I.

175 10 47
                                    

Selamlar! Bu benim ilk ficim biraz cringe olabilir kusura bakmayın. Ha bu arada bende a sendromu var a harflerini yazamıyorum ve bu fici rüyamdan esinlenerek yazıyorum😨.Okurken eğlenmeniz dileğiyle!


~Fyodor'dan

Birden duyduğumun etkisiyle ayaklanmıştım. Doktor bana şizofreni hastalığına sahip olduğumdan ve tedavi görmem gerektiğinden bahsediyordu. Öfkeme engel olamamıştım, o kimdi de bana böyle diyordu. Bir süre sonra içeriye ailemi almışlardı. Onlar neden buradaysa artık ben 25 yaşımda işimde gücümde bir yazardım. Doktor, aileme durumumu açıklarken benim etkilenebileceğimi ve dışarda beklemem gerektiğini söylemişti. Dediğini gerçekleştirmiş hatta hastanenin bahçesine çıkmıştım. Sigara içmek yasaktı evet fakat çok sinirliydim ve tek ilacım ise bu lanet zehirdi.

Hastanenin de dışına çıkmak zorunda kalmıştım. Hastanenin kapısının önünde sigaramı tam yakacakken beyaz saçlı, uzun boylu biri bana çarpmıştı. Sigaram yere düşmüştü almaya uzanacakken kendisi yerden alıp bana uzattı ve özür diledi. Gözünde bir bant vardı? Fazla umursamadım. Arkasını dönüp gittiğinde saçlarının çok uzun ve örgülü olduğunu fark etmiştim. Daha sonrasında sigara yere düştüğü için atacakken içimden bir ses atamam gerektiğini söyledi ve cebime attım. Yeni bir sigara çıkardım ve yakarak içime çekmeye başladım. Bir süre sonra sigaram bitti, tam o sırada ise ailem gelmişti.

Annem benim için baya endişelenmiş olacak ki bana sarılmıştı, ben ise sadece tek elimde sarılmakla yetinmiştim. Bu duygular bana çok yapmacık gelirdi. Babam ise bana bu durumlar yüzünden beni ayıplar gibi bakıyordu.

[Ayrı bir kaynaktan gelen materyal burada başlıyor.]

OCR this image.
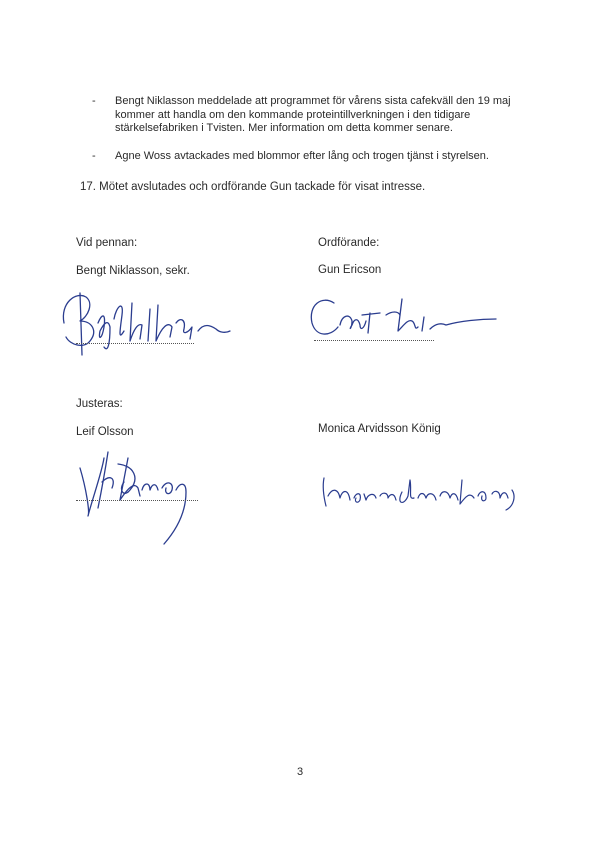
- Bengt Niklasson meddelade att programmet för vårens sista cafekväll den 19 maj kommer att handla om den kommande proteintillverkningen i den tidigare stärkelsefabriken i Tvisten. Mer information om detta kommer senare.
- Agne Woss avtackades med blommor efter lång och trogen tjänst i styrelsen.
17. Mötet avslutades och ordförande Gun tackade för visat intresse.
Vid pennan:
Bengt Niklasson, sekr.
Ordförande:
Gun Ericson
Justeras:
Leif Olsson	Monica Arvidsson König
3
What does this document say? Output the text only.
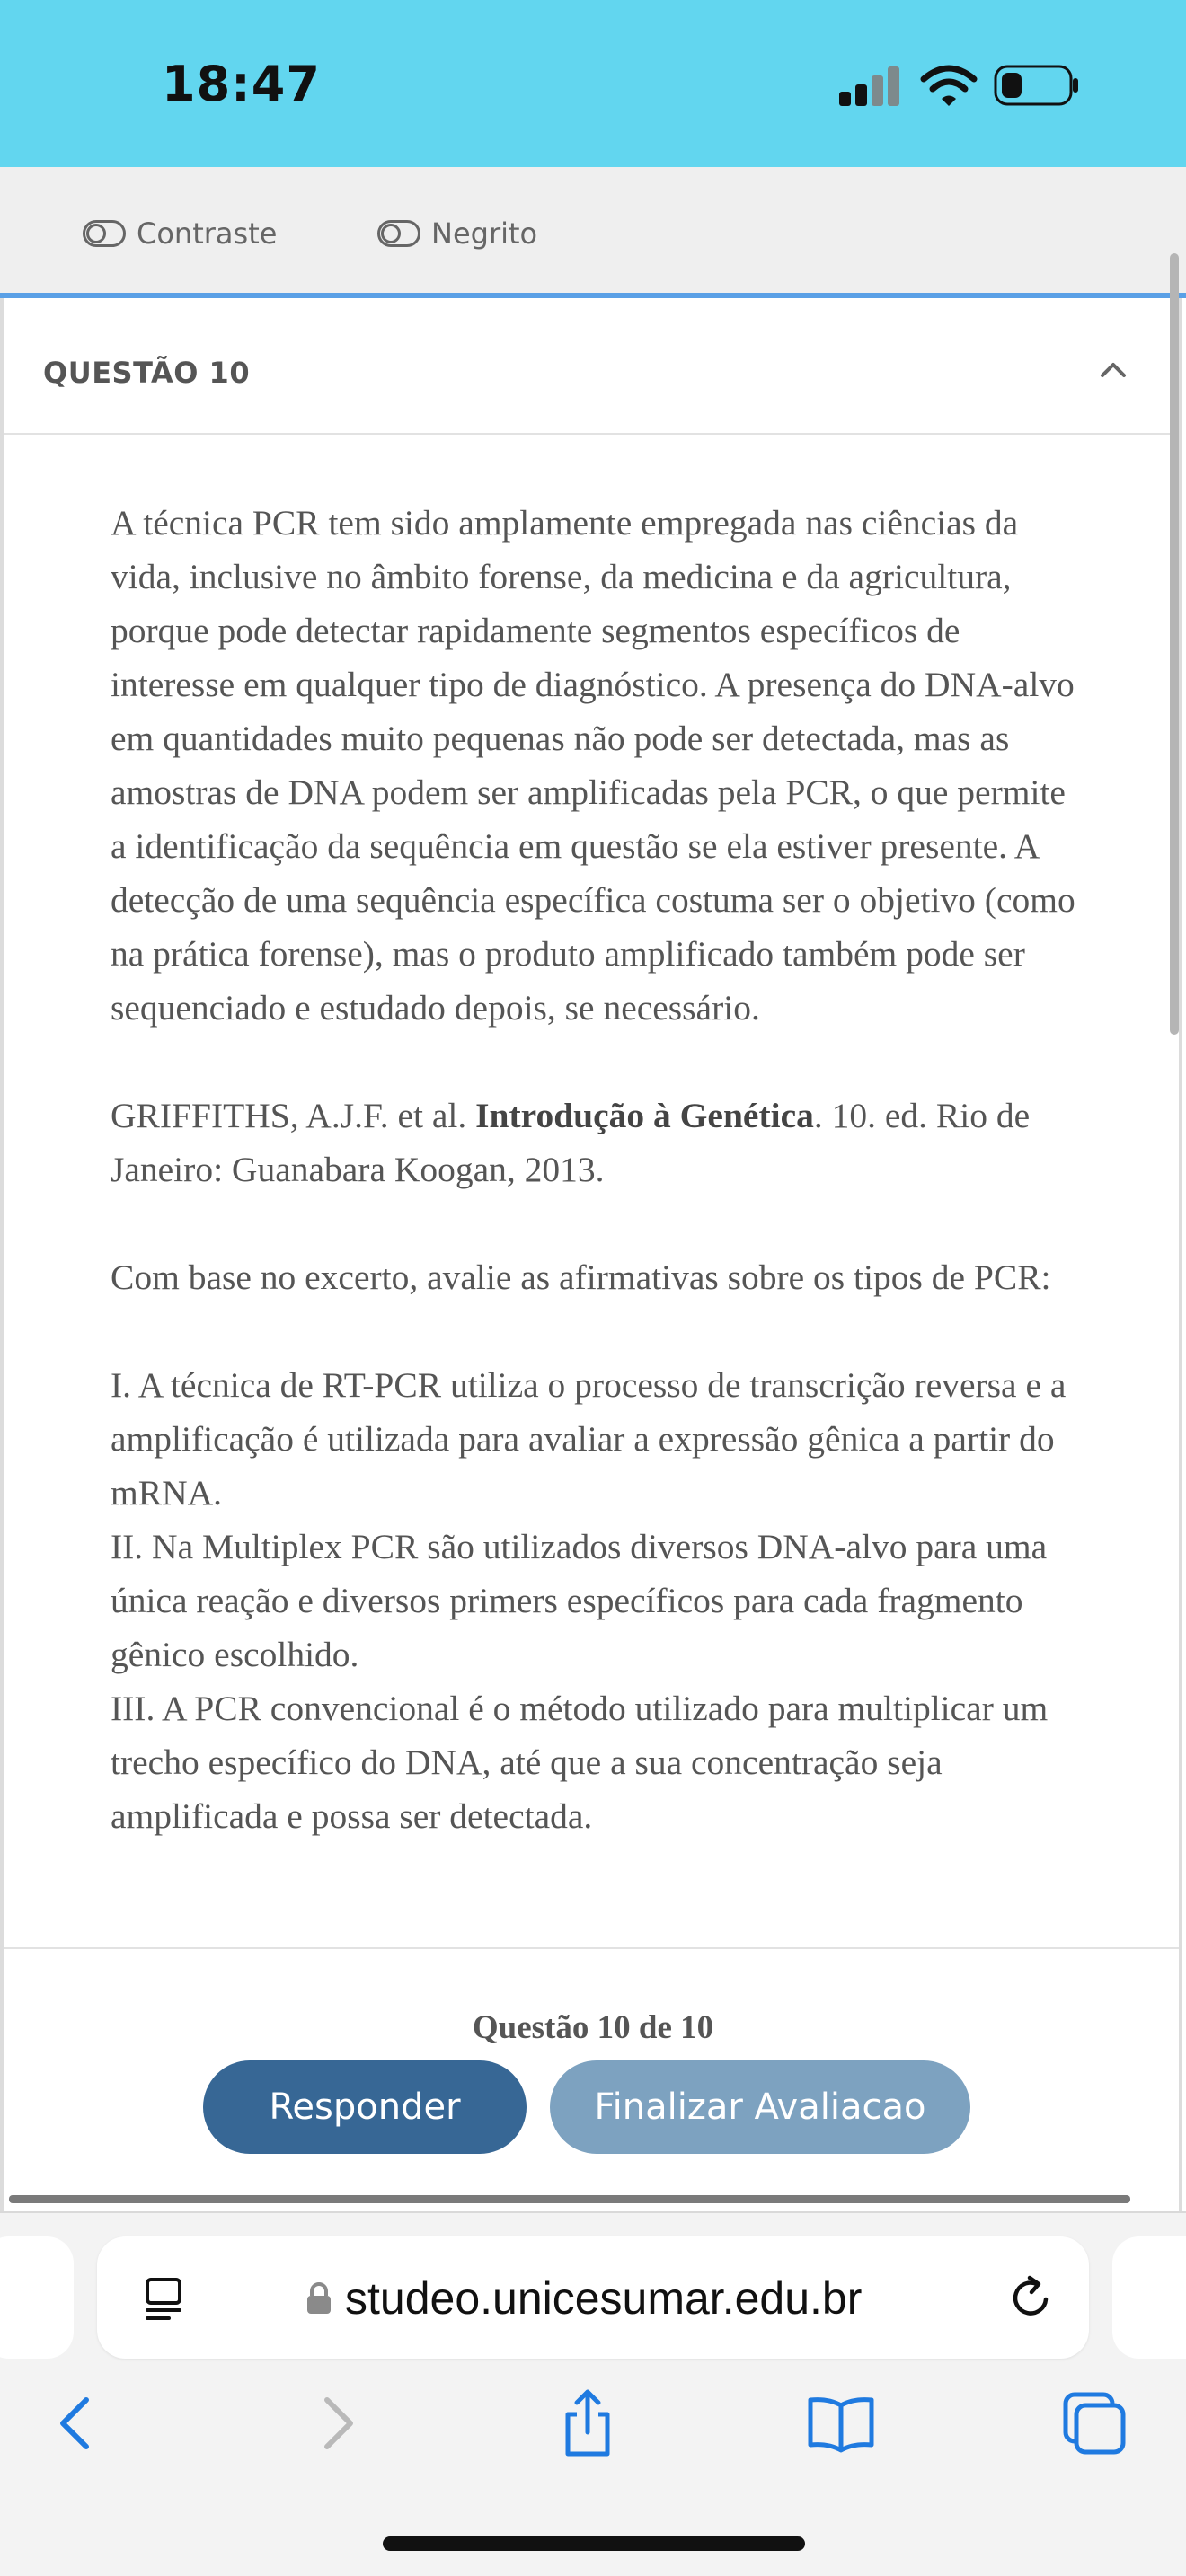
18:47
Contraste	Negrito
QUESTÃO 10

A técnica PCR tem sido amplamente empregada nas ciências da vida, inclusive no âmbito forense, da medicina e da agricultura, porque pode detectar rapidamente segmentos específicos de interesse em qualquer tipo de diagnóstico. A presença do DNA-alvo em quantidades muito pequenas não pode ser detectada, mas as amostras de DNA podem ser amplificadas pela PCR, o que permite a identificação da sequência em questão se ela estiver presente. A detecção de uma sequência específica costuma ser o objetivo (como na prática forense), mas o produto amplificado também pode ser sequenciado e estudado depois, se necessário.

GRIFFITHS, A.J.F. et al. Introdução à Genética. 10. ed. Rio de Janeiro: Guanabara Koogan, 2013.

Com base no excerto, avalie as afirmativas sobre os tipos de PCR:

I. A técnica de RT-PCR utiliza o processo de transcrição reversa e a amplificação é utilizada para avaliar a expressão gênica a partir do mRNA.

II. Na Multiplex PCR são utilizados diversos DNA-alvo para uma única reação e diversos primers específicos para cada fragmento gênico escolhido.

III. A PCR convencional é o método utilizado para multiplicar um trecho específico do DNA, até que a sua concentração seja amplificada e possa ser detectada.

Questão 10 de 10
Responder	Finalizar Avaliacao
studeo.unicesumar.edu.br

Hastaneden çıkalı 4-5 saat olmuştu. Hava kararmaya yüz tutmuştu.Güneş yavaş yavaş batıyordu. Ben ise bunu odamın camından seyrediyordum. Daha sonrasında gözüm ormana kaydı. Ormanda yer yer kulübeler vardı. Tam tepede beyaz bir kulübe gözüme çarpmıştı aklıma o beyaz saçlı adam gelmişti ki arkadan bağırışma sesleri gelmeye başladı. Annem ile babam kavga ediyorlardı. Kardeşimin odasına koştum bağırışmalar yüzünden uyanmıştı, korkuyordu. Saçını okşayarak ona sarıldım. O sakinleşince aşağıya indim.

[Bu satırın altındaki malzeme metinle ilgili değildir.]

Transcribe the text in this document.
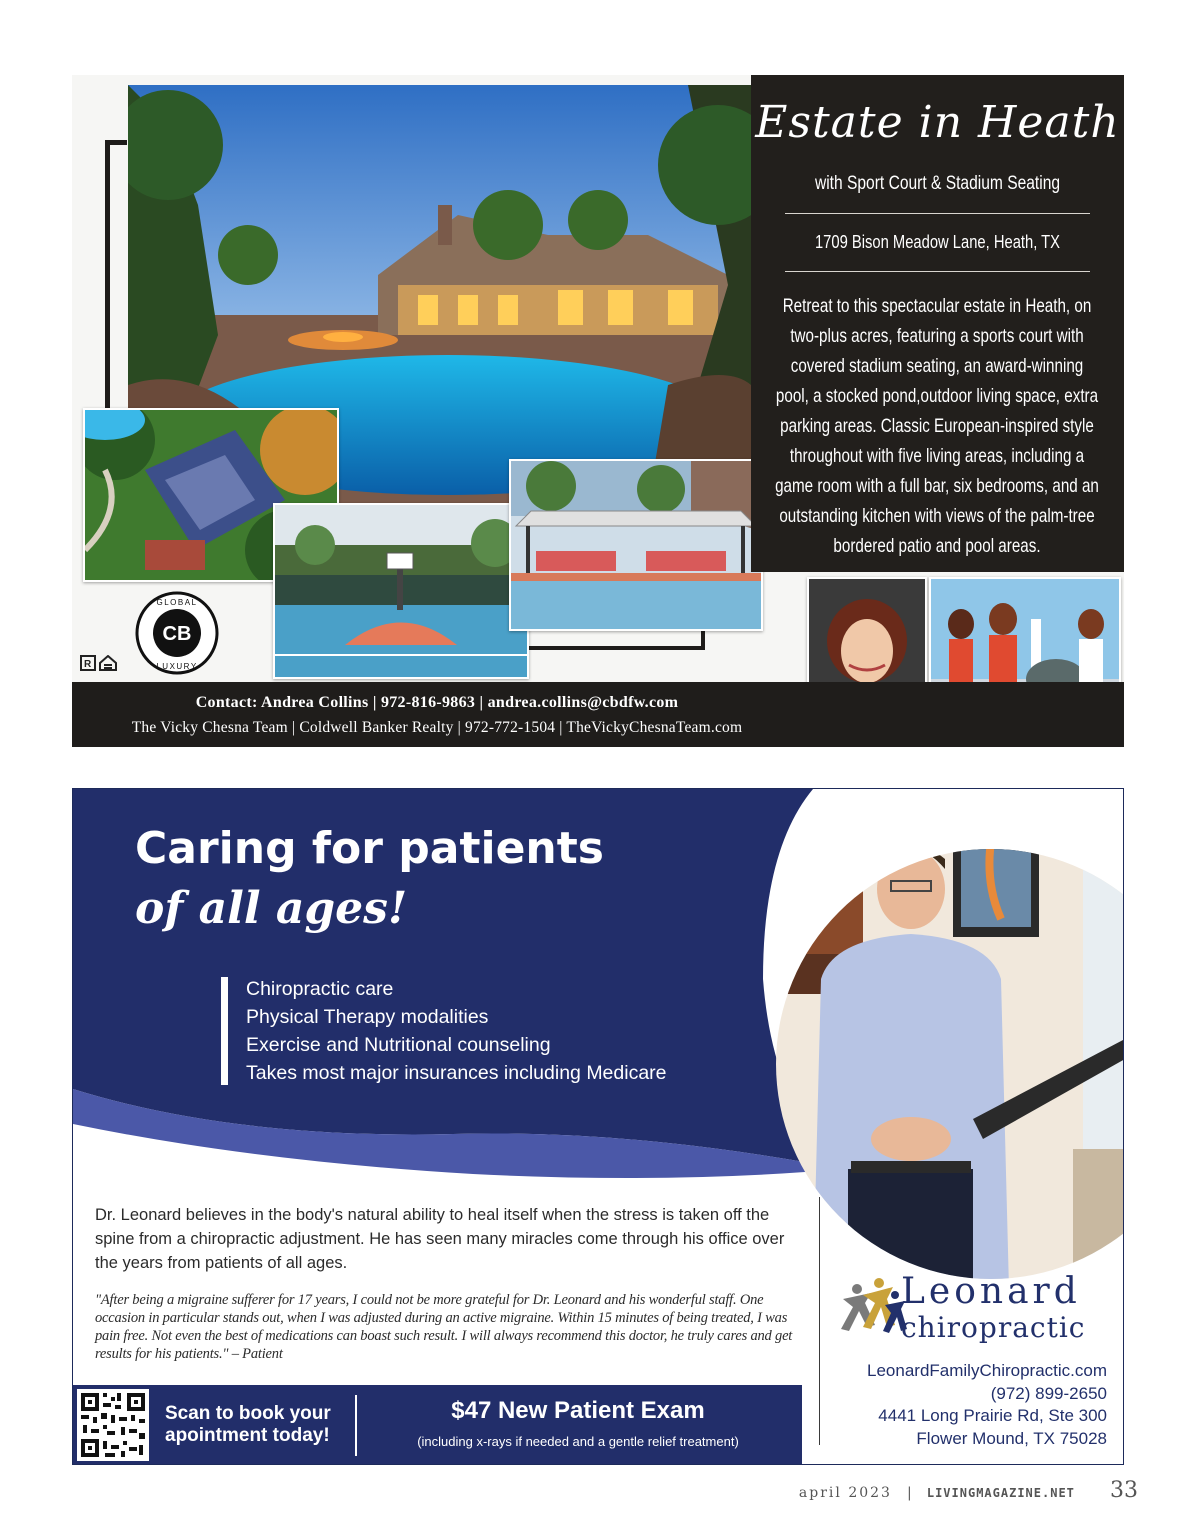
Estate in Heath
with Sport Court & Stadium Seating
1709 Bison Meadow Lane, Heath, TX
Retreat to this spectacular estate in Heath, on two-plus acres, featuring a sports court with covered stadium seating, an award-winning pool, a stocked pond,outdoor living space, extra parking areas. Classic European-inspired style throughout with five living areas, including a game room with a full bar, six bedrooms, and an outstanding kitchen with views of the palm-tree bordered patio and pool areas.
CB
GLOBAL
LUXURY
R
Contact: Andrea Collins | 972-816-9863 | andrea.collins@cbdfw.com
The Vicky Chesna Team | Coldwell Banker Realty | 972-772-1504 | TheVickyChesnaTeam.com
Caring for patients
of all ages!
Chiropractic care
Physical Therapy modalities
Exercise and Nutritional counseling
Takes most major insurances including Medicare
Dr. Leonard believes in the body's natural ability to heal itself when the stress is taken off the spine from a chiropractic adjustment. He has seen many miracles come through his office over the years from patients of all ages.
"After being a migraine sufferer for 17 years, I could not be more grateful for Dr. Leonard and his wonderful staff. One occasion in particular stands out, when I was adjusted during an active migraine. Within 15 minutes of being treated, I was pain free. Not even the best of medications can boast such result. I will always recommend this doctor, he truly cares and get results for his patients." – Patient
Leonard
chiropractic
LeonardFamilyChiropractic.com
(972) 899-2650
4441 Long Prairie Rd, Ste 300
Flower Mound, TX 75028
Scan to book your
apointment today!
$47 New Patient Exam
(including x-rays if needed and a gentle relief treatment)
april 2023 | LIVINGMAGAZINE.NET 33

Merdivenlerden tam salona geçecekken onu gördüm. Onun adını Ucube koymuştum çünkü tam bir ucubeye benziyordu hatta öyleydi. O an bana 3 defa kaçmam gerektiğini tekrarlamış daha sonrasında ise rahatsız edici kahkahalar atmıştı. Onun bu rahatsız edici kahkahası yüzünden kulaklarım çınlamış hatta daha çok sinirim bozulmuştu. O gidince bir hışımla salonun kapısını açtım ve annem ile babama bağırmaya başladım.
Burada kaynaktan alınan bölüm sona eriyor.